Jusqu’à 2007, le sursis à l’exécution d’une peine pouvait être octroyé s’il était la meilleure solution. La révision de 2007 a inversé la donne. Désormais, le sursis doit être octroyé pour toute peine privative de liberté de moins de deux ans ou peine pécuniaire, sauf exception. Et dans de nombreux cas, le juge n’a plus de marge de manœuvre. Le principe veut que toute première condamnation pénale à une peine de prison inférieure à deux ans soit systématiquement accompagnée d’un sursis complet.
En d’autres termes, on a décidé d’introduire un joker généralisé pour toute première infraction.
L’idée du sursis est belle. Elle repose sur des considérations humanistes de repentir et de resocialisation. Dans la pratique, on constate toutefois que les condamnés ne comprennent pas forcément le caractère punitif de cette sanction. Pour beaucoup, une condamnation avec sursis équivaut à un acquittement.
Plusieurs faits divers ont récemment défrayé la chronique. Des cas d’abus sexuels sur mineurs, de brigandage ou de rixe avec des armes ont été sanctionnés par des peines à l’exécution complètement suspendue.
La confiance des citoyens dans les institutions pénales s’en trouve affaiblie. Si l’Etat ne se charge plus de punir les auteurs de crimes et délits, quel crédit peut-on encore donner à notre justice ?

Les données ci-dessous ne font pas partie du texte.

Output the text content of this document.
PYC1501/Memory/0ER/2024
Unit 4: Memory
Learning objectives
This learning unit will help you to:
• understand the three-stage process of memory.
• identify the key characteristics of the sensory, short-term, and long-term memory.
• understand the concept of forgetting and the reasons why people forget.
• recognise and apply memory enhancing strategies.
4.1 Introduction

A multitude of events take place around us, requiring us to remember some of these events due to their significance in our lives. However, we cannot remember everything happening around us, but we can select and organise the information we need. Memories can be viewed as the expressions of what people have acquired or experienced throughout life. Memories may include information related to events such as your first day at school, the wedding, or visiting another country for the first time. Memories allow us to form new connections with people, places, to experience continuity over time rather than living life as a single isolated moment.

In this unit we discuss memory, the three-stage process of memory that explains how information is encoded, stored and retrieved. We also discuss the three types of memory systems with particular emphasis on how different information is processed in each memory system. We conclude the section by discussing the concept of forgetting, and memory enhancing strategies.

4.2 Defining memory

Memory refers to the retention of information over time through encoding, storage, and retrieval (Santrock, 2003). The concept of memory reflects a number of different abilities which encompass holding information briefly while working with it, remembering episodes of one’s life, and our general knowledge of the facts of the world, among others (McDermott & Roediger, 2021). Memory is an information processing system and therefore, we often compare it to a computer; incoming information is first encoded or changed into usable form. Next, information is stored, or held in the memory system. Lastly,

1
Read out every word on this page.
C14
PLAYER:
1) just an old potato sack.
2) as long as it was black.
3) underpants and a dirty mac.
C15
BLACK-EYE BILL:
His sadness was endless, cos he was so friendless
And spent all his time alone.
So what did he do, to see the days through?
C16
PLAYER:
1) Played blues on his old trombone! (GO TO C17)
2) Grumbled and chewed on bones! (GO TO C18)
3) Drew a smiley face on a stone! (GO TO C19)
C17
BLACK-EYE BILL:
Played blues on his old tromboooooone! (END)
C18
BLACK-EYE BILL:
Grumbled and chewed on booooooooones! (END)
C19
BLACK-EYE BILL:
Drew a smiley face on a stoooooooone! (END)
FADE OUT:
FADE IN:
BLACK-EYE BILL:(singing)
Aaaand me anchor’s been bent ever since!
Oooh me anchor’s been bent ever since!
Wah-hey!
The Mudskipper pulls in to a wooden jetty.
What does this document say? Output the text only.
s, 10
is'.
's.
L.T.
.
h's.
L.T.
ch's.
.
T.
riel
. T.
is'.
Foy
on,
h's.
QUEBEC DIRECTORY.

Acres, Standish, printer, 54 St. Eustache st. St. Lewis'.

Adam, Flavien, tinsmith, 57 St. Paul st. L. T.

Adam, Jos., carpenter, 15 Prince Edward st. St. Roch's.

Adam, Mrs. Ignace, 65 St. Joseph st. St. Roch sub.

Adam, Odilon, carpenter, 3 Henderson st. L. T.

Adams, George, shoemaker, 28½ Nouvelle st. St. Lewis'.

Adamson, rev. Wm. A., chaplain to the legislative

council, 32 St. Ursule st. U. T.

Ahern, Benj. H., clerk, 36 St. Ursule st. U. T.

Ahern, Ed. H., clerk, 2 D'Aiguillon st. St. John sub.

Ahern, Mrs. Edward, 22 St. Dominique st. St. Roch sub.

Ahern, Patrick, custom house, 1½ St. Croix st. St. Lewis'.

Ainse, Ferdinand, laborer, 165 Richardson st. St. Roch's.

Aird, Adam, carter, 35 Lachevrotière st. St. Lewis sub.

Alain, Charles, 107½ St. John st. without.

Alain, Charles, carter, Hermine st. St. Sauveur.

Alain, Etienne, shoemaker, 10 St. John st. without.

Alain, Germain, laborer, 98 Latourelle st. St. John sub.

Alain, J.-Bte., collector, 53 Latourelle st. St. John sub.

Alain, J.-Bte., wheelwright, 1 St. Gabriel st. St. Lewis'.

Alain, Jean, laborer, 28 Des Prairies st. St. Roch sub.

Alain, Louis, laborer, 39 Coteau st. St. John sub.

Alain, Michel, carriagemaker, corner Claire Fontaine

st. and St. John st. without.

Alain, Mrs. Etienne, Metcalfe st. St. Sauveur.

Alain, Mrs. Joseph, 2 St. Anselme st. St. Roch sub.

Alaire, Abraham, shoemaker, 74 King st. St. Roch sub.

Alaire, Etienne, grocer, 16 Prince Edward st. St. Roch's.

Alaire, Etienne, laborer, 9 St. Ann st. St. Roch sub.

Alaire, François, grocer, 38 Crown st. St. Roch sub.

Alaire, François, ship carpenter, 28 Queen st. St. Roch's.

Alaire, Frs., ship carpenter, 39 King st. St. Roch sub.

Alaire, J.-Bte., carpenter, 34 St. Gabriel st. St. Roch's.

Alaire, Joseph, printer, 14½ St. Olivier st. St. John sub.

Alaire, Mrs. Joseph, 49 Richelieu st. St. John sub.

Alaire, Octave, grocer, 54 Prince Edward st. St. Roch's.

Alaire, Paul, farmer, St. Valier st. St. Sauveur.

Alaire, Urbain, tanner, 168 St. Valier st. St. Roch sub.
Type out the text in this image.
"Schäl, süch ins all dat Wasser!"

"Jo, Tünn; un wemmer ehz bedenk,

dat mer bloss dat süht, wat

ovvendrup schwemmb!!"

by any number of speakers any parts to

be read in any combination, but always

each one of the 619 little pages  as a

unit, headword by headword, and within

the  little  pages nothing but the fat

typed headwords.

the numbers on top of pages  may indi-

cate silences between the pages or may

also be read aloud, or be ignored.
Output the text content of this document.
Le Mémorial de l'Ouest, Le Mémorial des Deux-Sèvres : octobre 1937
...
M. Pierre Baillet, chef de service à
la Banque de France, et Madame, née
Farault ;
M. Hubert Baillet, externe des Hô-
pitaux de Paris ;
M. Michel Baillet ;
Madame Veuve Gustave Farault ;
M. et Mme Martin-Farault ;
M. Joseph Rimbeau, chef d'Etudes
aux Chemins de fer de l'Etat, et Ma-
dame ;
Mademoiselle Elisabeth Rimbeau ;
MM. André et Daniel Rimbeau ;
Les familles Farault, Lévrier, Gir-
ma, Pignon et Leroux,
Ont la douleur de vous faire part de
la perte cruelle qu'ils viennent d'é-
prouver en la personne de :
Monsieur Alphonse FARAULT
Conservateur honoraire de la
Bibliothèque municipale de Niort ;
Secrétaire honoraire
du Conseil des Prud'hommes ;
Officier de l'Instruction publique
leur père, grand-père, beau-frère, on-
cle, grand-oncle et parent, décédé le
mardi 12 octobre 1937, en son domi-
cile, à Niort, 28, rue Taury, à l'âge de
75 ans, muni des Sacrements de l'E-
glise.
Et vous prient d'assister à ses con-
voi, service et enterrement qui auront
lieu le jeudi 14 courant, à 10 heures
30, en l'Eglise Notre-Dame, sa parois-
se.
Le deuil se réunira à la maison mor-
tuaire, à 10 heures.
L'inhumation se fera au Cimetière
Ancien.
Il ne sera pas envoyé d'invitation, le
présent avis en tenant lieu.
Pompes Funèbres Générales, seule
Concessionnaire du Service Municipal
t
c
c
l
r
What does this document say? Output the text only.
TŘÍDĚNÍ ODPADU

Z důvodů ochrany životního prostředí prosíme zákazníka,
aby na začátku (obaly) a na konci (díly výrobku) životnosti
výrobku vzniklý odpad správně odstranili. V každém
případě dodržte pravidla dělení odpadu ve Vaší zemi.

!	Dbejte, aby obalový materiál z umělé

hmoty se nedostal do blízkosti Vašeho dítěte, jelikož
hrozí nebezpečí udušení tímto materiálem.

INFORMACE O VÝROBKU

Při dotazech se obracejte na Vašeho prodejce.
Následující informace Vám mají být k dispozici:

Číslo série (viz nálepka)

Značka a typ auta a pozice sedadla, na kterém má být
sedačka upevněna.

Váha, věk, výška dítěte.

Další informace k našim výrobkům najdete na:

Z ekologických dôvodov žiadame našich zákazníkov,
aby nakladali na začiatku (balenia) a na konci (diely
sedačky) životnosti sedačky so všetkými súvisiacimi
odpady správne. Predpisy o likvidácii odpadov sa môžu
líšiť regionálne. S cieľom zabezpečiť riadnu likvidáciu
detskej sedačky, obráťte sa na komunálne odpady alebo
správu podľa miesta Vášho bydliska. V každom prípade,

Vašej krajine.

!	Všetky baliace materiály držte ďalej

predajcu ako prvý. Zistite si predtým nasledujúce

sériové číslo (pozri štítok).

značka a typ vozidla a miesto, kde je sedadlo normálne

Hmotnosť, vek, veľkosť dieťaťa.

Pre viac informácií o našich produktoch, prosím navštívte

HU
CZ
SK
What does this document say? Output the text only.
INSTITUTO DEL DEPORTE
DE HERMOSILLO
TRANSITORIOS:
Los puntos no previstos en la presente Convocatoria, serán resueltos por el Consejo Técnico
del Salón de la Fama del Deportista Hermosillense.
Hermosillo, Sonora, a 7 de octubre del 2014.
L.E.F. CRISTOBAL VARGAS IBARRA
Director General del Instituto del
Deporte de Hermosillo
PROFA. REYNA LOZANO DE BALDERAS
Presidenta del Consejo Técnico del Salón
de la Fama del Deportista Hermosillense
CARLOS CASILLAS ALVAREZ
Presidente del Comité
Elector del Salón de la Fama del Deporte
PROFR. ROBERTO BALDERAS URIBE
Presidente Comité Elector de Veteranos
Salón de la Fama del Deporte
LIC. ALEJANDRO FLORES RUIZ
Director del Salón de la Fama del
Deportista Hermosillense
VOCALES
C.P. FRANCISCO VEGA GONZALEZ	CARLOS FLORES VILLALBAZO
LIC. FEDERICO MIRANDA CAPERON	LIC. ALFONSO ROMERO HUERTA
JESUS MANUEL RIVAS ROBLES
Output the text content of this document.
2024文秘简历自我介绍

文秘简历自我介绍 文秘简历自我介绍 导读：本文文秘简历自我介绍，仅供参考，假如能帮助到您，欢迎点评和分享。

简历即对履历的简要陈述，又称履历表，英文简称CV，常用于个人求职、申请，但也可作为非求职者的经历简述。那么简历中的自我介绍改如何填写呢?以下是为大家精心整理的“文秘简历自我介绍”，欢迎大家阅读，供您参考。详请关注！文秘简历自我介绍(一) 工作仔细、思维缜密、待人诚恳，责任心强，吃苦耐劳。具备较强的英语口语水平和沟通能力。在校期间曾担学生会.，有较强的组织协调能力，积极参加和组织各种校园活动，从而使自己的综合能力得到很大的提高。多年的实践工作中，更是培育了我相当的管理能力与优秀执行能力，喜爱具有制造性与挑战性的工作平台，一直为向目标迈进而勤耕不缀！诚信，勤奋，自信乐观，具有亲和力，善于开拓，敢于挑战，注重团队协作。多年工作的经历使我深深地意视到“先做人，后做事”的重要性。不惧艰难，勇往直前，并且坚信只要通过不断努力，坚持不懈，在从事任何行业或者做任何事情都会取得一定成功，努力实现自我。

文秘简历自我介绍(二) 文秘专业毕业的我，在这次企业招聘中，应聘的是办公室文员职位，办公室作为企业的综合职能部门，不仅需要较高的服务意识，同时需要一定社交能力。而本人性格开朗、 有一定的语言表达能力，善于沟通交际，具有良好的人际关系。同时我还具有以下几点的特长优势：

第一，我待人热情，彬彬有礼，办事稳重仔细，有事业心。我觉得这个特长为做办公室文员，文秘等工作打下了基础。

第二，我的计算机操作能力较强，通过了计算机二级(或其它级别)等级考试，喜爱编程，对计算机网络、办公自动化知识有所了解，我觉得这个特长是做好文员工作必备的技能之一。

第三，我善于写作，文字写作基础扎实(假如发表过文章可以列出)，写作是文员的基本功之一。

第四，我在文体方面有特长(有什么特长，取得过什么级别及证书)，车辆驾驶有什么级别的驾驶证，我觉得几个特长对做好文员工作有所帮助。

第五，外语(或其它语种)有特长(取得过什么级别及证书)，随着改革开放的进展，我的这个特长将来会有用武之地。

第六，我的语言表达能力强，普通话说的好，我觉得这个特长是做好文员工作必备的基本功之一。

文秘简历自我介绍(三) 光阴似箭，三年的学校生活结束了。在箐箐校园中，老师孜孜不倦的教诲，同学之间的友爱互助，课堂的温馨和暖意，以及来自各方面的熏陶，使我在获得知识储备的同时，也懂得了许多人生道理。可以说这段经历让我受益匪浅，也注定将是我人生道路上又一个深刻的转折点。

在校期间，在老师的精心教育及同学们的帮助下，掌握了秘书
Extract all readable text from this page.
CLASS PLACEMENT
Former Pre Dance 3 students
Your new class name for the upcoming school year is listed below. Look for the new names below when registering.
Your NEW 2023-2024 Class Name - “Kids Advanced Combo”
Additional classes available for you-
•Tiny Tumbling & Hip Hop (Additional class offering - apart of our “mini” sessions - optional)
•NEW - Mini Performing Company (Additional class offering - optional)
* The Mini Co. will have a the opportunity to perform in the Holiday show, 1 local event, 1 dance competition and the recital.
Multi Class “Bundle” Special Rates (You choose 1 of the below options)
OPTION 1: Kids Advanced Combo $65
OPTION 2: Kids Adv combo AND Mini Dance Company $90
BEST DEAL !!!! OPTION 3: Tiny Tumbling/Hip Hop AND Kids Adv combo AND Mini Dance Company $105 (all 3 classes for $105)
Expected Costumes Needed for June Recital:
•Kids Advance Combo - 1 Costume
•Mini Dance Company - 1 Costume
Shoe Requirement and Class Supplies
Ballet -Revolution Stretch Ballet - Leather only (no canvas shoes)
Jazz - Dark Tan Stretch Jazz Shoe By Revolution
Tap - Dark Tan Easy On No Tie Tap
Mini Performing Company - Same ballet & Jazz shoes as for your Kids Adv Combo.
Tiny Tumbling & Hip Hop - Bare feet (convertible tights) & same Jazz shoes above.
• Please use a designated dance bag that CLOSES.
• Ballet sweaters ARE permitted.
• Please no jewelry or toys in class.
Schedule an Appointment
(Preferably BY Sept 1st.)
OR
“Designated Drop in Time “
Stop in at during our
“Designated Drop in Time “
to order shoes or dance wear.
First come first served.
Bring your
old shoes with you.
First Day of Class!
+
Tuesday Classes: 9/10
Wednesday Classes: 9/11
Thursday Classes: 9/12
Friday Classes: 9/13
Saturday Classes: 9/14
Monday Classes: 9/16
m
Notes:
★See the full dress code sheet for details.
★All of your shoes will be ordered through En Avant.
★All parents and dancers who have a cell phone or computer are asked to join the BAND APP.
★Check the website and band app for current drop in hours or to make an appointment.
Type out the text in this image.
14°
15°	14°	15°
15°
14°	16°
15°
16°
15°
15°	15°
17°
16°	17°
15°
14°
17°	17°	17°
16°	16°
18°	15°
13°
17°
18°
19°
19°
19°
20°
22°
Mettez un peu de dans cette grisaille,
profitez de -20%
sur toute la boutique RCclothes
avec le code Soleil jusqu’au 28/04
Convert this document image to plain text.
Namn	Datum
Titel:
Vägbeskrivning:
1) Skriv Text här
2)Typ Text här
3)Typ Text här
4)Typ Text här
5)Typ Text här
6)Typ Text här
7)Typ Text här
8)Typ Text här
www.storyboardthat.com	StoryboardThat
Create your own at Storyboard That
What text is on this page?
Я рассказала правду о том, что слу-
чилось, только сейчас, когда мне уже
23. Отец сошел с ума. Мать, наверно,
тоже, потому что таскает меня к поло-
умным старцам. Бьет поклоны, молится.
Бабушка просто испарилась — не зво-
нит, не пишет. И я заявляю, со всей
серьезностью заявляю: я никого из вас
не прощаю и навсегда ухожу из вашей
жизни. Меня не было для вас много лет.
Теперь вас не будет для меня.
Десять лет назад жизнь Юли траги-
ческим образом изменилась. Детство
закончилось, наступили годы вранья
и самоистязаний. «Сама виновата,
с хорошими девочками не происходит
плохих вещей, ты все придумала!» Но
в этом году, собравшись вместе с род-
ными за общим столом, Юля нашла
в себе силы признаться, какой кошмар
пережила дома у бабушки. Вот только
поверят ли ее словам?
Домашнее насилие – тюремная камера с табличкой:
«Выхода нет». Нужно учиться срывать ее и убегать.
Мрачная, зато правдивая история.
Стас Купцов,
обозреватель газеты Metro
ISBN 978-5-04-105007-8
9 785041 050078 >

Contrairement à ce que semblent croire les auteurs du code pénal révisé, la peine n’a pas pour seule fonction de resocialiser et éviter la récidive. Le droit pénal a, en premier lieu, pour but de punir les infractions. D’infliger une sanction à un criminel. Avec le sursis automatique, le droit pénal a perdu une grande part de son rôle punitif. A l’inverse, les citoyens « honnêtes » sont souvent traqués, le crime devant être prévenu par la suppression des occasions de le commettre, quitte à restreindre d’autant les libertés des justiciables. Mais, lorsque le citoyen devient prévenu, on renonce à le sanctionner.
Cette approche doit être corrigée. Il en va de la crédibilité du système judiciaire. Peu importent les statistiques sur la récidive. Peu importe la réalité de la criminalité. Les Suissesses et Suisses attendent du système pénal qu’il sanctionne les crimes et délits à leur juste mesure.
Pour ces motifs, je déposerai, en session spéciale de mai, une motion pour redonner au juge le pouvoir de condamner à une peine ferme, y-compris lors de la première infraction.